Hate takes seed in these little pockets, then grows, and before long, for example, you have a fascist like Trump calling the media the “enemy of the people” and then the next thing you know you have the tortured corpses of journalists turning up in the streets. Or in the alley behind their house. Exaggeration? I don’t think so. We are not special. It can happen here. It is happening here. We’re so close to the brink that we can all see it from our houses. Maybe this is the final push, when “ordinary citizens” threaten women over the internet for no other reason than that they can, without fear of reprisal, because who is going to stop them?
Really. Who is?
"Writing group” is a bit of a misnomer. It was more of a social gathering with whiskey and indignation and it was fun. As for our group at that time, Gwen is now a celebrated fiction writer with a bunch of novels under her belt; my friend Keila is still kicking ass as a reporter only now as the Deputy Editor with the Daily Montanan; and my other friend Jen was just recently elected to Missoula’s city council. What an inspiring group of women I remain fortunate to still cross paths with on occasion, if not nearly often enough! We should put the band back together again sometime….
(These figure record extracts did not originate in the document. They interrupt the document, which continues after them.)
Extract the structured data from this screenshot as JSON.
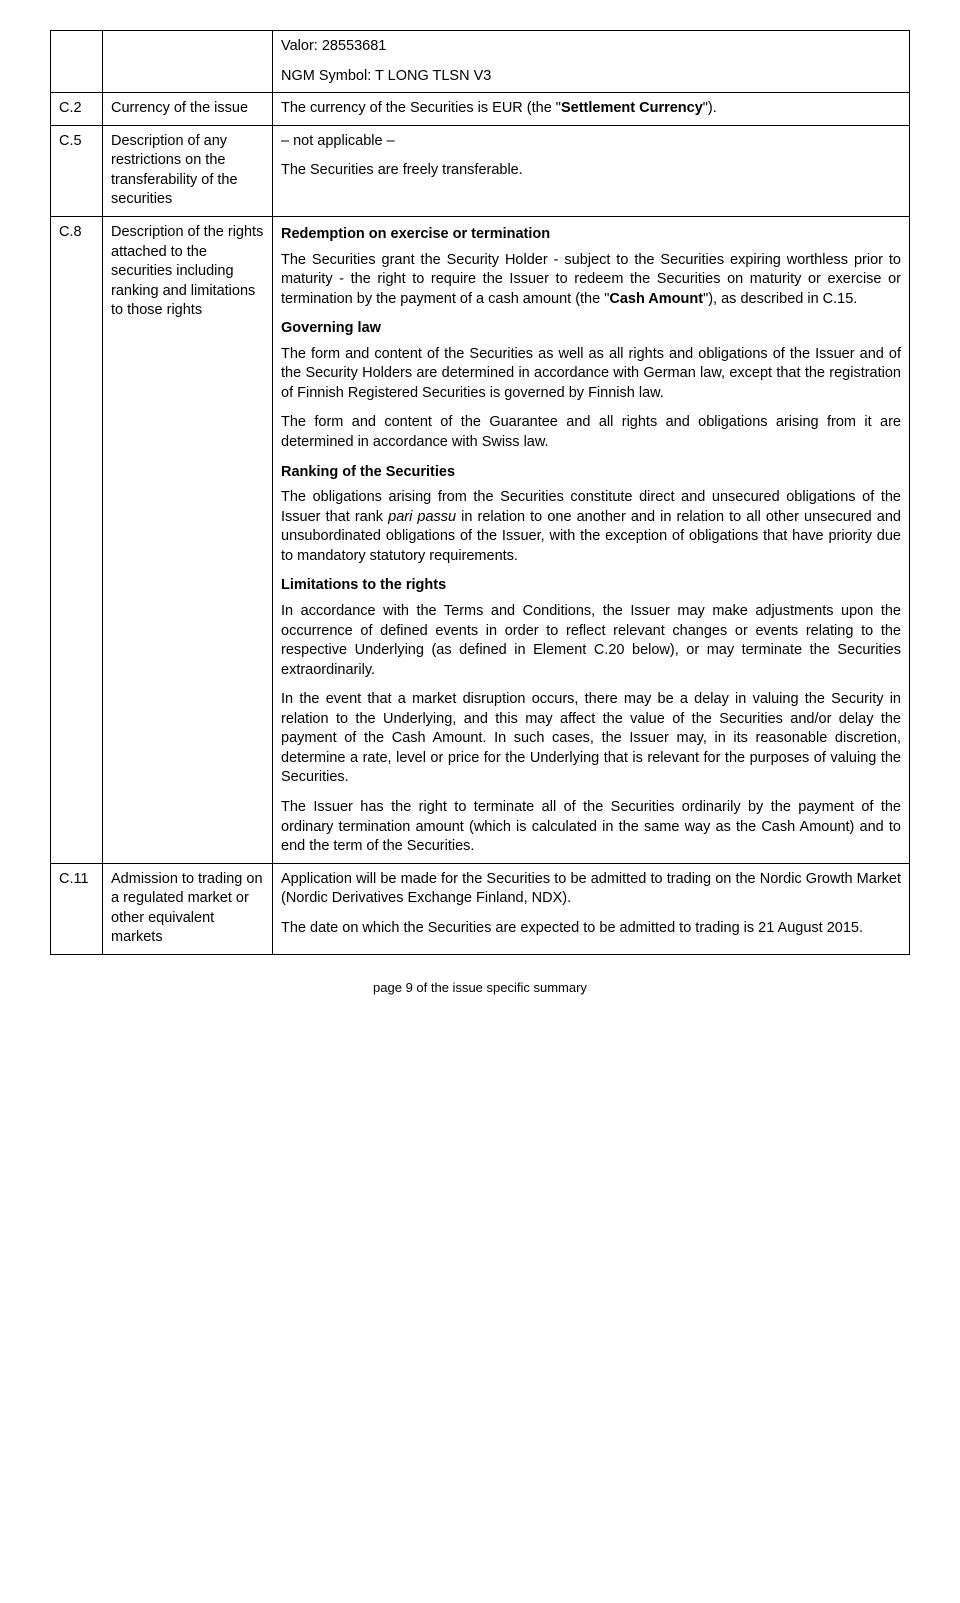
{
  "rows": [
    {
      "num": "",
      "label": "",
      "body": [
        {
          "type": "p",
          "text": "Valor: 28553681"
        },
        {
          "type": "p",
          "text": "NGM Symbol: T LONG TLSN V3"
        }
      ]
    },
    {
      "num": "C.2",
      "label": "Currency of the issue",
      "body": [
        {
          "type": "p",
          "html": "The currency of the Securities is EUR (the \"<b>Settlement Currency</b>\")."
        }
      ]
    },
    {
      "num": "C.5",
      "label": "Description of any restrictions on the transferability of the securities",
      "body": [
        {
          "type": "p",
          "text": "– not applicable –"
        },
        {
          "type": "p",
          "text": "The Securities are freely transferable."
        }
      ]
    },
    {
      "num": "C.8",
      "label": "Description of the rights attached to the securities including ranking and limitations to those rights",
      "body": [
        {
          "type": "head",
          "text": "Redemption on exercise or termination"
        },
        {
          "type": "p",
          "justify": true,
          "html": "The Securities grant the Security Holder - subject to the Securities expiring worthless prior to maturity - the right to require the Issuer to redeem the Securities on maturity or exercise or termination by the payment of a cash amount (the \"<b>Cash Amount</b>\"), as described in C.15."
        },
        {
          "type": "head",
          "text": "Governing law"
        },
        {
          "type": "p",
          "justify": true,
          "text": "The form and content of the Securities as well as all rights and obligations of the Issuer and of the Security Holders are determined in accordance with German law, except that the registration of Finnish Registered Securities is governed by Finnish law."
        },
        {
          "type": "p",
          "justify": true,
          "text": "The form and content of the Guarantee and all rights and obligations arising from it are determined in accordance with Swiss law."
        },
        {
          "type": "head",
          "text": "Ranking of the Securities"
        },
        {
          "type": "p",
          "justify": true,
          "html": "The obligations arising from the Securities constitute direct and unsecured obligations of the Issuer that rank <i>pari passu</i> in relation to one another and in relation to all other unsecured and unsubordinated obligations of the Issuer, with the exception of obligations that have priority due to mandatory statutory requirements."
        },
        {
          "type": "head",
          "text": "Limitations to the rights"
        },
        {
          "type": "p",
          "justify": true,
          "text": "In accordance with the Terms and Conditions, the Issuer may make adjustments upon the occurrence of defined events in order to reflect relevant changes or events relating to the respective Underlying (as defined in Element C.20 below), or may terminate the Securities extraordinarily."
        },
        {
          "type": "p",
          "justify": true,
          "text": "In the event that a market disruption occurs, there may be a delay in valuing the Security in relation to the Underlying, and this may affect the value of the Securities and/or delay the payment of the Cash Amount. In such cases, the Issuer may, in its reasonable discretion, determine a rate, level or price for the Underlying that is relevant for the purposes of valuing the Securities."
        },
        {
          "type": "p",
          "justify": true,
          "text": "The Issuer has the right to terminate all of the Securities ordinarily by the payment of the ordinary termination amount (which is calculated in the same way as the Cash Amount) and to end the term of the Securities."
        }
      ]
    },
    {
      "num": "C.11",
      "label": "Admission to trading on a regulated market or other equivalent markets",
      "body": [
        {
          "type": "p",
          "justify": true,
          "text": "Application will be made for the Securities to be admitted to trading on the Nordic Growth Market (Nordic Derivatives Exchange Finland, NDX)."
        },
        {
          "type": "p",
          "justify": true,
          "text": "The date on which the Securities are expected to be admitted to trading is 21 August 2015."
        }
      ]
    }
  ],
  "footer": "page 9 of the issue specific summary"
}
To clarify: “Griz” is short for “Grizzlies”; the team is the Montana Grizzlies, for those who are blessed enough not to know
I don’t want to read those other newsletters because, well, been there. But I was also there (as I’m sure they were) long before social media. I keep having this idea for a newsletter essay about how being a woman pretty much anywhere in the world, online or off, is to have your potential, abilities, and full human-ness pre-cancelled to some degree. But then don’t want to because I’m too tired of it all and need that energy to teach my daughter to be stronger than the people who will inevitably say things to her.
Truth be told, I didn’t like Missoula very much. I don’t think it got enough editing! But I appreciated him doing it, and showing up in Missoula for a book launch event. But I appreciated Gwen’s reporting even more :)
1) Regarding the linked piece, it's been a while since I read something so real and so expertly written that I stopped breathing. Sheesh.
2) I read Missoula when it came out. I was somewhere on the Front Range, and I read it over the course of several sunsets. Hearing those comments from locals about how the town isn't like that reminds me of the old saying "if you're going to ask women about how heinous people are to them, get ready to hear about your friends." I think about that saying all the time.